Her Ramazan'da olduğu gibi, bu Ramazanda'da cemaatlar farklı farklı imsakiyeler dağıtacaktır. Kafalar yine karışacaktır. Kafa karışıklıklarının giderilmesi için yapılacak olan tek şey güneşin doğmasına 45 dakika kala kadar yiyip içmektir.
 
-Oruç ibadetiyle ilgili hadisler
Oruç İslâm`ın beş şartından biridir. Allah Teâlâ, orucu müslümanlara farz kılmıştır. Oruç, hikmetleri ve maddî manevî faydaları çok olan bir ibâdettir. Aşağıdaki hadîsler, orucun hikmet ve faydasını herhangi bir açıkalamaya ihtiyaç bırakmayacak kadar açık bir şekilde ortaya koymaktadır.
''Her hangi biriniz oruçlu bulunduğu gün artık kötü söz söylemesin ve cahilliğe kapılmasın. Eğer bir kimse kendisi ile dövüşür yahut ona hakaret ederse derhal: ''Ben oruçluyum, ben oruçluyum, desin.''(6)
''Âdemoğlunun her işi kendisi içindir. Oruç müstesna. O, içine riyâ karışmayan bir ibâdettir. Onun mükâfatını da doğrudan doğruya Allah verir, oruçlunun ağız kokusu, Allah katında, muhakkak misk kokusundan daha hoş ve temizdir.''(7)
''Oruç bir kalkandır.''(8)
''Herşey için bir zekât vardır, cesedin zekâtı da oruçtur, oruç sabrın yarısıdır.''(9)
''Kim, orucun fatziyyetine inanarak ve mükâfatını Allah'tan umarak oruç tutarsa, geçmiş günahları bağışlanır.''(10)
''En güzel düzenleyici Allahtır.''
-Oruç, ruhsal yükselişi sağlamak için farz kılınmıştır. Oruç, aynı amaçla önceki ümmetlere de farz kılınmıştır. Farz olan oruç Ramazan ayında tutulan oruçtur.
-Ramazan ayında oruca güç yetiremeyenler, tutamadıkları gün sayısınca başka günlerde oruç tutarlar.
-Oruca tahammül edemiyecek olanlar ise, oruç yerine fidye verirler. Bununla beraber kendileri için oruç tutmaları daha hayırlıdır. Ancak şu unutulmamalıdır ki; Allah'ın temel tavrı, kullarının işini kolaylaştırmaktır, güçleştirmek değildir. ''Rızık temini için zor şartlar altında çalışanlar, çocuklu kadınlar, esir veya hapiste olanlar ve bizim bilemeyeceğimiz, oruç tutmaya mani herhangibir mazereti olanlar, hergün için fidye verebilirler.''(11)
-Diğer ibadetlerde olduğu gibi, oruç ibadetin de de mazeret tesbiti, tamamen şahısların kendilerine aiddir. Kur'ân, oruç tutmakta zorlananlara fidye kolaylığı getirmekle iki amacı birden gerçekleştirmiş olmaktadır:
1- Müslümanın, ibadetini yerine getirmede ürküntüye düşmesini önleyerek, karamsarlığa kapılmamasını sağlamak.
2- Fidye imkanıyla, toplumda yoksulluk ve imkansızlığa çare bulmak. Kur'ân'ın açıklamasına göre; bir insana diğer bir insanın yardım ulaştırması, sadece kendisinin faydalanacağı ibadetlerden daha hayırlıdır.

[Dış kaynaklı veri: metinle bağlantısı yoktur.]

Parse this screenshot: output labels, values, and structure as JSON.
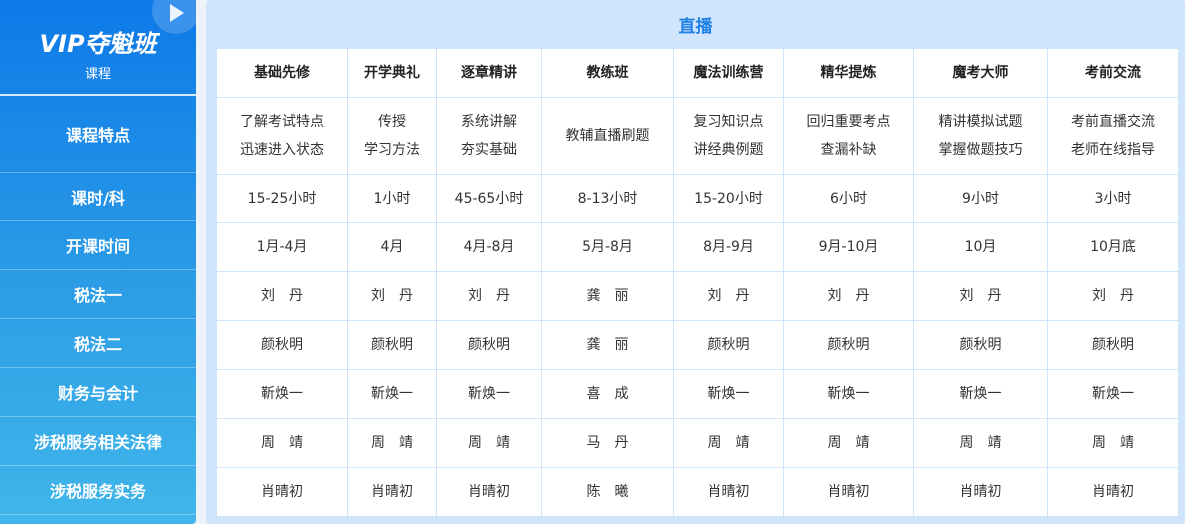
{
  "sidebar": {
    "title": "VIP夺魁班",
    "subtitle": "课程",
    "rows": [
      "课程特点",
      "课时/科",
      "开课时间",
      "税法一",
      "税法二",
      "财务与会计",
      "涉税服务相关法律",
      "涉税服务实务"
    ]
  },
  "panel": {
    "title": "直播"
  },
  "table": {
    "headers": [
      "基础先修",
      "开学典礼",
      "逐章精讲",
      "教练班",
      "魔法训练营",
      "精华提炼",
      "魔考大师",
      "考前交流"
    ],
    "rows": [
      [
        [
          "了解考试特点",
          "迅速进入状态"
        ],
        [
          "传授",
          "学习方法"
        ],
        [
          "系统讲解",
          "夯实基础"
        ],
        [
          "教辅直播刷题"
        ],
        [
          "复习知识点",
          "讲经典例题"
        ],
        [
          "回归重要考点",
          "查漏补缺"
        ],
        [
          "精讲模拟试题",
          "掌握做题技巧"
        ],
        [
          "考前直播交流",
          "老师在线指导"
        ]
      ],
      [
        [
          "15-25小时"
        ],
        [
          "1小时"
        ],
        [
          "45-65小时"
        ],
        [
          "8-13小时"
        ],
        [
          "15-20小时"
        ],
        [
          "6小时"
        ],
        [
          "9小时"
        ],
        [
          "3小时"
        ]
      ],
      [
        [
          "1月-4月"
        ],
        [
          "4月"
        ],
        [
          "4月-8月"
        ],
        [
          "5月-8月"
        ],
        [
          "8月-9月"
        ],
        [
          "9月-10月"
        ],
        [
          "10月"
        ],
        [
          "10月底"
        ]
      ],
      [
        [
          "刘　丹"
        ],
        [
          "刘　丹"
        ],
        [
          "刘　丹"
        ],
        [
          "龚　丽"
        ],
        [
          "刘　丹"
        ],
        [
          "刘　丹"
        ],
        [
          "刘　丹"
        ],
        [
          "刘　丹"
        ]
      ],
      [
        [
          "颜秋明"
        ],
        [
          "颜秋明"
        ],
        [
          "颜秋明"
        ],
        [
          "龚　丽"
        ],
        [
          "颜秋明"
        ],
        [
          "颜秋明"
        ],
        [
          "颜秋明"
        ],
        [
          "颜秋明"
        ]
      ],
      [
        [
          "靳焕一"
        ],
        [
          "靳焕一"
        ],
        [
          "靳焕一"
        ],
        [
          "喜　成"
        ],
        [
          "靳焕一"
        ],
        [
          "靳焕一"
        ],
        [
          "靳焕一"
        ],
        [
          "靳焕一"
        ]
      ],
      [
        [
          "周　靖"
        ],
        [
          "周　靖"
        ],
        [
          "周　靖"
        ],
        [
          "马　丹"
        ],
        [
          "周　靖"
        ],
        [
          "周　靖"
        ],
        [
          "周　靖"
        ],
        [
          "周　靖"
        ]
      ],
      [
        [
          "肖晴初"
        ],
        [
          "肖晴初"
        ],
        [
          "肖晴初"
        ],
        [
          "陈　曦"
        ],
        [
          "肖晴初"
        ],
        [
          "肖晴初"
        ],
        [
          "肖晴初"
        ],
        [
          "肖晴初"
        ]
      ]
    ]
  }
}
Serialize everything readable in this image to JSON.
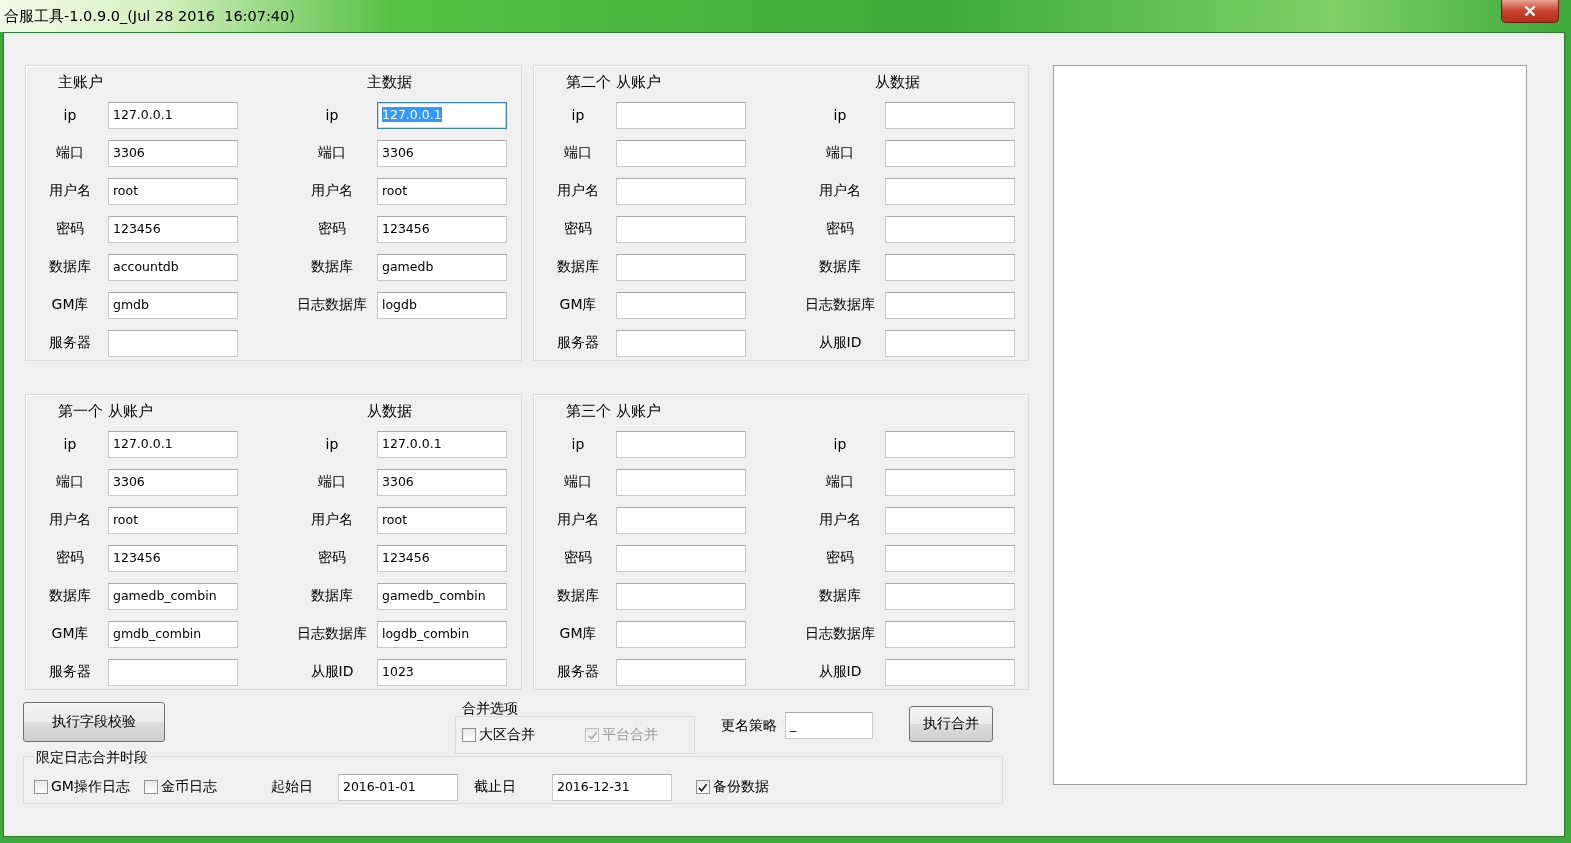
{
  "window": {
    "title": "合服工具-1.0.9.0_(Jul 28 2016  16:07:40)"
  },
  "panels": [
    {
      "columns": [
        {
          "heading": "主账户",
          "fields": [
            {
              "label": "ip",
              "value": "127.0.0.1",
              "highlighted": false
            },
            {
              "label": "端口",
              "value": "3306",
              "highlighted": false
            },
            {
              "label": "用户名",
              "value": "root",
              "highlighted": false
            },
            {
              "label": "密码",
              "value": "123456",
              "highlighted": false
            },
            {
              "label": "数据库",
              "value": "accountdb",
              "highlighted": false
            },
            {
              "label": "GM库",
              "value": "gmdb",
              "highlighted": false
            },
            {
              "label": "服务器",
              "highlighted": false
            }
          ]
        },
        {
          "heading": "主数据",
          "fields": [
            {
              "label": "ip",
              "value": "127.0.0.1",
              "highlighted": true
            },
            {
              "label": "端口",
              "value": "3306",
              "highlighted": false
            },
            {
              "label": "用户名",
              "value": "root",
              "highlighted": false
            },
            {
              "label": "密码",
              "value": "123456",
              "highlighted": false
            },
            {
              "label": "数据库",
              "value": "gamedb",
              "highlighted": false
            },
            {
              "label": "日志数据库",
              "value": "logdb",
              "highlighted": false
            }
          ]
        }
      ]
    },
    {
      "columns": [
        {
          "heading": "第二个 从账户",
          "fields": [
            {
              "label": "ip",
              "highlighted": false
            },
            {
              "label": "端口",
              "highlighted": false
            },
            {
              "label": "用户名",
              "highlighted": false
            },
            {
              "label": "密码",
              "highlighted": false
            },
            {
              "label": "数据库",
              "highlighted": false
            },
            {
              "label": "GM库",
              "highlighted": false
            },
            {
              "label": "服务器",
              "highlighted": false
            }
          ]
        },
        {
          "heading": "从数据",
          "fields": [
            {
              "label": "ip",
              "highlighted": false
            },
            {
              "label": "端口",
              "highlighted": false
            },
            {
              "label": "用户名",
              "highlighted": false
            },
            {
              "label": "密码",
              "highlighted": false
            },
            {
              "label": "数据库",
              "highlighted": false
            },
            {
              "label": "日志数据库",
              "highlighted": false
            },
            {
              "label": "从服ID",
              "highlighted": false
            }
          ]
        }
      ]
    },
    {
      "columns": [
        {
          "heading": "第一个 从账户",
          "fields": [
            {
              "label": "ip",
              "value": "127.0.0.1",
              "highlighted": false
            },
            {
              "label": "端口",
              "value": "3306",
              "highlighted": false
            },
            {
              "label": "用户名",
              "value": "root",
              "highlighted": false
            },
            {
              "label": "密码",
              "value": "123456",
              "highlighted": false
            },
            {
              "label": "数据库",
              "value": "gamedb_combin",
              "highlighted": false
            },
            {
              "label": "GM库",
              "value": "gmdb_combin",
              "highlighted": false
            },
            {
              "label": "服务器",
              "highlighted": false
            }
          ]
        },
        {
          "heading": "从数据",
          "fields": [
            {
              "label": "ip",
              "value": "127.0.0.1",
              "highlighted": false
            },
            {
              "label": "端口",
              "value": "3306",
              "highlighted": false
            },
            {
              "label": "用户名",
              "value": "root",
              "highlighted": false
            },
            {
              "label": "密码",
              "value": "123456",
              "highlighted": false
            },
            {
              "label": "数据库",
              "value": "gamedb_combin",
              "highlighted": false
            },
            {
              "label": "日志数据库",
              "value": "logdb_combin",
              "highlighted": false
            },
            {
              "label": "从服ID",
              "value": "1023",
              "highlighted": false
            }
          ]
        }
      ]
    },
    {
      "columns": [
        {
          "heading": "第三个 从账户",
          "fields": [
            {
              "label": "ip",
              "highlighted": false
            },
            {
              "label": "端口",
              "highlighted": false
            },
            {
              "label": "用户名",
              "highlighted": false
            },
            {
              "label": "密码",
              "highlighted": false
            },
            {
              "label": "数据库",
              "highlighted": false
            },
            {
              "label": "GM库",
              "highlighted": false
            },
            {
              "label": "服务器",
              "highlighted": false
            }
          ]
        },
        {
          "fields": [
            {
              "label": "ip",
              "highlighted": false
            },
            {
              "label": "端口",
              "highlighted": false
            },
            {
              "label": "用户名",
              "highlighted": false
            },
            {
              "label": "密码",
              "highlighted": false
            },
            {
              "label": "数据库",
              "highlighted": false
            },
            {
              "label": "日志数据库",
              "highlighted": false
            },
            {
              "label": "从服ID",
              "highlighted": false
            }
          ]
        }
      ]
    }
  ],
  "validate_button": "执行字段校验",
  "merge_options": {
    "title": "合并选项",
    "checkboxes": [
      {
        "label": "大区合并",
        "checked": false,
        "disabled": false
      },
      {
        "label": "平台合并",
        "checked": true,
        "disabled": true
      }
    ]
  },
  "rename": {
    "label": "更名策略",
    "value": "_"
  },
  "merge_button": "执行合并",
  "log_range": {
    "title": "限定日志合并时段",
    "checkboxes": [
      {
        "label": "GM操作日志",
        "checked": false
      },
      {
        "label": "金币日志",
        "checked": false
      }
    ],
    "start": {
      "label": "起始日",
      "value": "2016-01-01"
    },
    "end": {
      "label": "截止日",
      "value": "2016-12-31"
    },
    "backup": {
      "label": "备份数据",
      "checked": true
    }
  }
}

Kur'an'ın beyanına göre insan, dünyada; inaç açısından, düşünce açısından, çalışma açısından velhasıl insan hakları açısından, tamamen hür olarak yaşaması gereken bir varlıktır. İnsan için ibâdet, bu hürriyet içerisinde yapıldığında bir anlam taşır, şov olsun diye yapılan ibadetlerin Allah'ın terazisinde bir ağırlığı olmayacaktır. İnsan, içinden gelerek oruç tutuyorsa bir anlamı olacaktır, zorlamayla oruç tutuyorsa veya şov olsun diye oruç tutuyorsa, ne oruç tutana ne de zorlayana oruç fayda sağlamayacaktır. Dini insanlara anlatmak konusunda kendilerini görevli hissedenler, bu konuda sorumluluk üstlenenler, bu açıdan meseleye bakarak, muhataplarının başında ibadet yaptırma memuru olmadıklarını bilmelidirler. ''Oruç tutmayanın, namaz kılmayanın hapse atılması veya öldürülmesi''(12) gibi garip fetvalar ne yazık ki fıkıh kitaplarımızda yer almaktadır. Hangi amaçla, ne zaman, ne şekilde bu fetvalar kitaplara girdiyse girmiş, üzerinde durmaya değmez. Ancak bugünün müslümanları, bu garip fetvaları esas alarak insanlara İslâm'ı anlatacaklarını sanıyorlarsa büyük bir yanılgı içerisindedirler. Aklı başında hiç bir insan bilinçli olarak namaz kılmadığı zaman, oruç tutmadığı zaman hapsedileceği, öldürüleceği bir dine girmek istemez.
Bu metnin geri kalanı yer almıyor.